Lost Connections

As some of you may know, I work in a nursing home. I have for the last five years. The experience of working where I do has, to this day, been the most challenging yet most rewarding thing I have ever done. I have met a variety of people; funny, entertaining, happy, sad, angry, quiet and many other types of people. I have helped people through heartbreaks. I have celebrated through the triumphs and I have become a better person all through the lessons learned.

I work in a nursing home which is different than an assisted living center. Where I work the majority of the residents are wheelchair bound, need assistance in most aspects of daily life and almost every individual is living in the stages of dementia/Alzheimer’s.

These stages range anywhere from forgetting names, events that happened early in the day to being unable to feed themselves and may not even be able to speak.

These stages come with different behaviors attached to them. Some negative, some positive. Each unique. With every unique individual I have the pleasure of knowing comes quality that’s added to my life.

However, there are difficult days. Such as the other day while I was sitting with one of my residents during our daily visit and she began to express to me how awful it felt that her brain “isn’t the way it should have been.” These conversations break my heart.

Every so often there is a moment of clarity with some of the residents that I meet.

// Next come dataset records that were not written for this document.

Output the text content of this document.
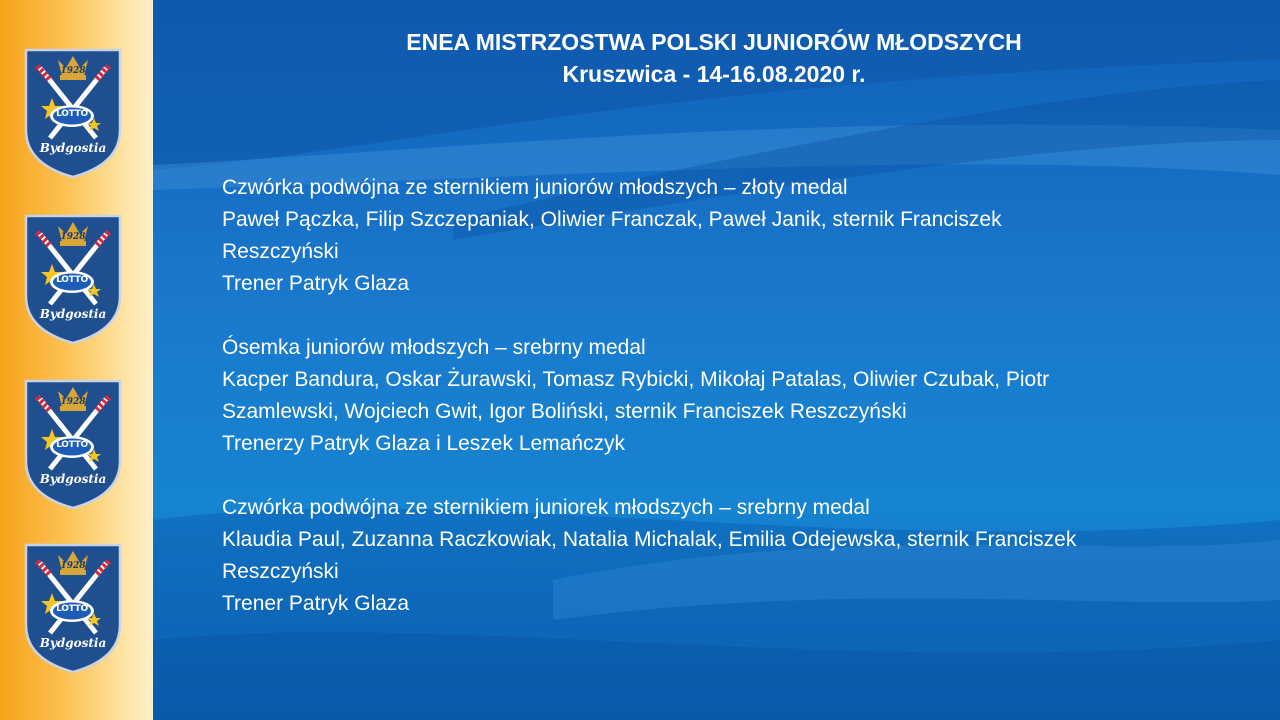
1928
LOTTO
Bydgostia
1928
LOTTO
Bydgostia
1928
LOTTO
Bydgostia
1928
LOTTO
Bydgostia
ENEA MISTRZOSTWA POLSKI JUNIORÓW MŁODSZYCH
Kruszwica - 14-16.08.2020 r.

Czwórka podwójna ze sternikiem juniorów młodszych – złoty medal

Paweł Pączka, Filip Szczepaniak, Oliwier Franczak, Paweł Janik, sternik Franciszek

Reszczyński

Trener Patryk Glaza

Ósemka juniorów młodszych – srebrny medal

Kacper Bandura, Oskar Żurawski, Tomasz Rybicki, Mikołaj Patalas, Oliwier Czubak, Piotr

Szamlewski, Wojciech Gwit, Igor Boliński, sternik Franciszek Reszczyński

Trenerzy Patryk Glaza i Leszek Lemańczyk

Czwórka podwójna ze sternikiem juniorek młodszych – srebrny medal

Klaudia Paul, Zuzanna Raczkowiak, Natalia Michalak, Emilia Odejewska, sternik Franciszek

Reszczyński

Trener Patryk Glaza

A moment where they’re completely aware what is happening to them and how unfair it is. Sometimes they joke around about it, sometimes they cry and sometimes they get angry. There isn’t any special way I’ve learned to help them through these moments. All I know how to do is love them.

Regardless of how hard it may seem, I can’t allow them to see my heart breaking when they’re expressing their feelings as that moment isn’t about me. As a caring human being, when I see someone I love struggling I’m of course going to feel upset over it. I have plenty of time to express those feelings; but when those moments present themselves I need to remain strong and help my resident(s) through it.

To be the person who I realizing that they are living in a nursing home or that they have a disease that is slowly wiping away eighty plus years of memories is unfathomable. They’re aware that there isn’t anything they can do to prevent it and they’re trying to figure out how to live with it while also continuously losing a part of who they are.

I feel as humans be take our memories for granted. We don’t understand how important remembering is. Without our memory, who are we? How do we love? How do we make decisions? When memory is gone, what do we have?

Working in my field has taught me to appreciate life and the small things I take for granted everyday, like the ability to remember my loved ones names.

If you know someone who is struggling with Alzheimer’s or Dementia, I urge you to be patient. They are battling something beyond our comprehension.